Des millions d'aiguilles transpercent les corps. La mer s'en mêle, avec ses
vagues de plus en plus grosses qui s'entêtent à nous repousser. Belle
expérience, néanmoins, insolite, avec un dernier constat: le plus dur n'aura
été ni le plongeon dans l'eau glacée, ni le froid.... mais la séance de
rhabillage sur une mer tourmentée, dans un vent glacial, en déséquilibre total.
Des
ânes nous attendent au port pour nous tracter jusqu'à la ville.... et c'est
dans les rires et le fumet odorant d'un agneau "kleftiko" cuit à
l'étouffée sur une terrasse dominant la caldeira que se termine la journée.
Un
village aux ruelles capricantes tordues de vie entre les toits et les terrasses
blanchis à la chaux, des fumets d'ail et d'herbes qui s'échappent des petites cases
aux fenêtres moustiquetées.
Un
sentier étroit suspendu au-dessus d'une plaine crochetée de blanc, patchwork de
maisons et de cultures en terrasse. Une salade grecque à l'origan insulaire
savourée les pieds dans le vide, les narines flattées de senteurs du maquis. Le
bal des martinets noirs, pâles, à ventre blanc et des hirondelles de fenêtres, rousselines et
rustiques, en migration, rasant nos
têtes dans une chasse aux insectes effrénée. Un panorama à couper le souffle,
les pensées qui s'envolent vers les îles lointaines qui se devinent à peine, le
souffle chaud du soleil qui nous caresse après le vent fort et glacial qui nous
a fait regretter les gants le temps de la grimpette sur les crêtes. Une terrain de jeu géant pour Zoé et Loïse
qui n'on' en ont jamais assez.
Une
balade peu exigeante qui nous laisse le temps de déguster les délices du sac
autant que cette immensité s'étendant à nos pieds et laissant derrière elle des
bribes de printemps.
Avec
une belle surprise à la descente: le monastère de Panagia Katefiani encastré
dans une gigantesque falaise où s'élèvent et s'entremêlent prières et voies de
grimpes ardues.
Nous emportons le féerique coucher de soleil dans une sombre taverne pour un souper lumineux.
En
fin de semaine, c'est le vent qui dicte nos balades. On boude le nord de l'île
pour le sud. Le vent nous rattrape sur les plages et sur les crêtes, mais nous
offre de bons moments de paix et, de tempêtueux, devient presque confortable...
À
quelques encablures de la très encombrée Thira, on plonge dans une Grèce rurale et authentique. Bonnes vieilles
en fichu, étonnamment vives et alertes lorsqu'elles se mettent à courir après
leur chèvres, vignes en couronnes sur sol aride constellé de pierres
volcaniques, fournissant le goûteux Vino Santo de Santorin, un coq et sa cour
de poulettes, un cheval un mouton, une bergerie dans ce fatras de bêtes, chiche
demeure plantée à côté d'une poignée de patates, quelques parcelles d'orge pour la
consommation personnelle, deux trois champs fraîchement labourés, et des
paysages de bout du monde sur cette extrémité d'île pointant le sud-ouest. Les
falaises rouges et blanches dégringolent dans une eau turquoise, le sentier
défie le vide. Des petites églises blanches égaient cette nature rude. On
sous-estime les distances, on se perd dans cet univers aride à la beauté
épurée, sans artifice. La "frougana" grecque nous enchante à tel
point que c'est au terme d'une course effrénée que nous attrapons de justesse
le dernier bus pour Thira.
Ouf!
On a repris un rythme de fous sur cette île ensorcelante. Rarement rentrés
avant la nuit, les soupers à l'espagnole vers 21 heures.

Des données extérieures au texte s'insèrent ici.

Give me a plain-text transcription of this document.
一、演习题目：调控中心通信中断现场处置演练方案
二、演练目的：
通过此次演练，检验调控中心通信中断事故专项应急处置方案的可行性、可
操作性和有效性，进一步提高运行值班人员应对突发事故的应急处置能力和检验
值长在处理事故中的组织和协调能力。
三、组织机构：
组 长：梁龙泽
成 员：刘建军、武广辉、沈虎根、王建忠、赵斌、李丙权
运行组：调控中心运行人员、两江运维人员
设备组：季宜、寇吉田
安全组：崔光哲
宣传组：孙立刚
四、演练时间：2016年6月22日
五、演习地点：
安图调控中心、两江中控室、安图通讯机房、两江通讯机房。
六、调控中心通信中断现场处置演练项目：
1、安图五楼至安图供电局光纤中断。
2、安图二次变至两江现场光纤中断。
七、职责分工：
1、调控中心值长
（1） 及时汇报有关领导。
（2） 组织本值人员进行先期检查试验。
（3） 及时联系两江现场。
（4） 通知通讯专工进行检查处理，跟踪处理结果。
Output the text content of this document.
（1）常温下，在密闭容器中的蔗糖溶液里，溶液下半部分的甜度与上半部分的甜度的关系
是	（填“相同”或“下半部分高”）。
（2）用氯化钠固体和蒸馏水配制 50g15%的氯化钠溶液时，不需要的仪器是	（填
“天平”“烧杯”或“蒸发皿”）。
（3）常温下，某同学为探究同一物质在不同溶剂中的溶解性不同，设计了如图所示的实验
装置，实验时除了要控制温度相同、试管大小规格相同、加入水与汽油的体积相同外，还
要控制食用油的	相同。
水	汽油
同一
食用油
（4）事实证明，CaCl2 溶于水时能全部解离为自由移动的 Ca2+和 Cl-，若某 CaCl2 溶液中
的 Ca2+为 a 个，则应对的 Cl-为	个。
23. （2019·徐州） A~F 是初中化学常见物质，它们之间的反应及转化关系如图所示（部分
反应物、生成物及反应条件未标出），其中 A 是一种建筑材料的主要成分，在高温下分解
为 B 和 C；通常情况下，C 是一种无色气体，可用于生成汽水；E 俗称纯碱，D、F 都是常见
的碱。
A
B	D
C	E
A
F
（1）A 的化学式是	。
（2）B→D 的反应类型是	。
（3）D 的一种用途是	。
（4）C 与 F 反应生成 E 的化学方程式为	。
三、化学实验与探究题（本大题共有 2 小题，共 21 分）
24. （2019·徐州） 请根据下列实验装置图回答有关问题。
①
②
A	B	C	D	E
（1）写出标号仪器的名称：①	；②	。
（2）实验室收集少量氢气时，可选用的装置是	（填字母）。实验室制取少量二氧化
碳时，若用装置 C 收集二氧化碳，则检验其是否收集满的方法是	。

On quitte nos quartiers à la mi-journée pour une dernière balade tranquille avant de reprendre le bateau.
Séduits
en début de semaine par Oia, réputée pour ses couchers de soleil féeriques, on
retourne là-bas... en bus cette fois-ci. Jolie balade vers le charmant village
de Finikia, qui a poussé en quinconce sur les flancs d'une étroite gorge. Les
maisonnettes multicolores construites dans un joyeux désordre, les murs
arrondis, les angles imparfaits, les ruelles tordues et les escaliers
irréguliers lui donnent un charme fou.
Un
dernier coucher de soleil romantique... parmi une bonne centaine de joyeux
lurons, un retour encombré dans un "local bus" où s'entassent autant
de personnes, assis, debout, les uns sur les autres, de nuit, sur une route en
construction cahoteuse.
Dimanche
22 mars.
Pour
la première fois, on peut ôter les vestes et les polaires. Le vent est tombé.
Une chaleur agréable nous surprend sur la terrasse du Zafora. La moussaka et les
poulpes, calamars, pieuvres et moules qui surnagent dans les pâtes sont aussi
goûteuses que la vue décidément imprenable sur la caldeira... et cette brise
tiède toute nouvelle que nous espérons tenace.
Le
bateau quitte le port à 15 heures 30.
Une
des merveilles du voyage est de se dire que les vacances à Santorin sont en
effet finies, mais qu'on ne rentre pas. On continue. Et si au passage une autre
île nous fait de l'œil, et que, par chance, une liaison bateau est possible, il
ne nous reste plus qu'un petit clic à faire pour confirmer... notre envie.
D'autant plus facile qu'on trouve hors-saison à loger toute une famille pour
moins de 35 francs par jour.
Et
nous voici en route, non pas pour Le Pirée, mais pour Naxos. Avec une petite
pensée quand-même pour la suite du voyage et le temps qui continue de passer.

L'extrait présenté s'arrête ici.